Haced que regrese pronto mi marido.

 Y es que el talento musical, la insinuante conversación y el impetuoso ardor del joven Paris trastornaba el incauto corazón de la hermosa reina.

 Cuando Paris vio vacilar la fidelidad de Helena, olvidándose por completo de la misión que le confiara su padre, entregóse por completo al pensamiento de la engañosa promesa de la diosa Afrodita.

 --Dejadme, salid de Esparta y procurad olvidarme -se defendía Helena al verse acosada e impotente para resistir el asedio de Paris.

 Mas el príncipe, sin hacerle caso, reunió a sus más adictos y les indujo, con la perspectiva de un rico botín, a colaborar en el crimen que, con su ayuda, proyectaba perpetrar.

 En efecto, poco después asaltó el palacio. Y, tras de apoderarse de los tesoros del rey Menelao, llevóse a su esposa, la bella Helena, que le siguió a la fuerza, aunque no con desgana, hacia donde estaba anclada la flota.

 --Me temo que este rapto nos cueste muy caro -comentó agorero el príncipe Deífobo.

 Cuando Paris se encontraba ya en alta mar con su precioso botín, sobrecogió a las naves, en pleno Egeo, una repentina calma. Y frente a la nave almirante que conducía al raptor y a Helena, partióse una ola y el viejo dios marino Nereo alzó la cabeza, coronada de juncos, por encima de las aguas, y lanzó a los troyanos su fatídica predicción:

 --!Aves de mal agüero preceden tu viaje, execrable raptor! Los griegos vendrán con fuerte ejército, conjurados para destruir tu criminal enlace y el viejo reino de Príamo...

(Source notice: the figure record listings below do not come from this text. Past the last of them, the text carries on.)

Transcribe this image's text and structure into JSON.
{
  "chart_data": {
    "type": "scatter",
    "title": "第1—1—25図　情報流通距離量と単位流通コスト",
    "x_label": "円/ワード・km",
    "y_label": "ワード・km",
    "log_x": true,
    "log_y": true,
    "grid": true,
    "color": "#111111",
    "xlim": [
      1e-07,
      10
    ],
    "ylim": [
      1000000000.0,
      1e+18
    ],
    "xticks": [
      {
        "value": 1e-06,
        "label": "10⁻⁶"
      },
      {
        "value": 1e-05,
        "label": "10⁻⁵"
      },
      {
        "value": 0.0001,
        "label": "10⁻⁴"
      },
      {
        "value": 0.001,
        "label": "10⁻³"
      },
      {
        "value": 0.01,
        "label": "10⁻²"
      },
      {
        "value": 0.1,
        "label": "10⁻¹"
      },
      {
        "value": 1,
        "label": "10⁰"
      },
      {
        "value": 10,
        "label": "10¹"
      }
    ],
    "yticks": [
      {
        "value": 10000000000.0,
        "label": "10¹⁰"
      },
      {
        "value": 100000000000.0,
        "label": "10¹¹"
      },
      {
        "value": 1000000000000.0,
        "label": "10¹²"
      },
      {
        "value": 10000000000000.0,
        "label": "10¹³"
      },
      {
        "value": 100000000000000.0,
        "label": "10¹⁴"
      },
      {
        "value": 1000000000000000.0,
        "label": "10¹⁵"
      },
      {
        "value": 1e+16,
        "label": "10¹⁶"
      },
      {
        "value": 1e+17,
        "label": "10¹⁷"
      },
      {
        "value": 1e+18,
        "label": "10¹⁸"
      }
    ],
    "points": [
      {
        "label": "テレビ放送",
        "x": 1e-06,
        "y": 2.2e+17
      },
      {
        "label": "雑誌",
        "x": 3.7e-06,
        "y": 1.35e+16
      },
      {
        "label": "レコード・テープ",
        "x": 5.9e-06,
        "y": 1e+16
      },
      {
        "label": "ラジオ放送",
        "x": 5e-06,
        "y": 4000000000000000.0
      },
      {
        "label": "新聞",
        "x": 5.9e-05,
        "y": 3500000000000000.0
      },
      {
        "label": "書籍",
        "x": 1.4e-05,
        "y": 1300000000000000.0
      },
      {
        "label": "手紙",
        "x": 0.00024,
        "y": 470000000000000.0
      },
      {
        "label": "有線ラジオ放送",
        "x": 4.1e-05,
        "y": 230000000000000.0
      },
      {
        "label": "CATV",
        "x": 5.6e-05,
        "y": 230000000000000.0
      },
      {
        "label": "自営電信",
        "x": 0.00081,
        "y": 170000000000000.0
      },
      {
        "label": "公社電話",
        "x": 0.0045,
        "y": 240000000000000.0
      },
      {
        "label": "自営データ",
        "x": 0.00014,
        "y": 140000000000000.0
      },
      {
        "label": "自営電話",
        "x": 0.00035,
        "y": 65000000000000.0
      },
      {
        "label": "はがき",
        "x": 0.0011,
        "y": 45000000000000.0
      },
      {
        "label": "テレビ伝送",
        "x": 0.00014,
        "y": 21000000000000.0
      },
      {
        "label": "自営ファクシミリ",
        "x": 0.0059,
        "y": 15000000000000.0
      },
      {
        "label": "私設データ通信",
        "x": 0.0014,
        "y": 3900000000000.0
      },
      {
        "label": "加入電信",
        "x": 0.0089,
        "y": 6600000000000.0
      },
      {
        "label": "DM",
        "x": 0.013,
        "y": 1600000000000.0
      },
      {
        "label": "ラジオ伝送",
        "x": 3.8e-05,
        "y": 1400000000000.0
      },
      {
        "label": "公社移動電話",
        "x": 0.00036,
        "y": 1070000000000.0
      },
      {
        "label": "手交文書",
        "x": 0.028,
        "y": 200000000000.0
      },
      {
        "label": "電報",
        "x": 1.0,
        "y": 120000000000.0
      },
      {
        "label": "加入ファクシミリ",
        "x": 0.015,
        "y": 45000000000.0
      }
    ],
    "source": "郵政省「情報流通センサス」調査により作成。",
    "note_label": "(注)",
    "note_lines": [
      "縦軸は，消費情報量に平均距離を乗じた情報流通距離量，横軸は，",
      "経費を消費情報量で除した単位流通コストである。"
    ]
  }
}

 El dios Nereo hizo una pausa durante la cual rugió el viento entre las velas desplegadas. Luego siguió diciendo:

 --!Ay, Paris, cuántos cadáveres causarás al pueblo troyano! La sangrienta lucha durará años y, al final, las teas griegas devorarán las casas de Troya y sobrevendrá la ruina de la ciudad.

 Después de lanzar esta profecía, el anciano Nereo se sumergió en las olas.

 El joven Paris le había escuchado con terror. Pero cuando la brisa comenzó a soplar de nuevo y las naves surcaron veloces las aguas, olvidó la predicción en los brazos de la raptada Helena.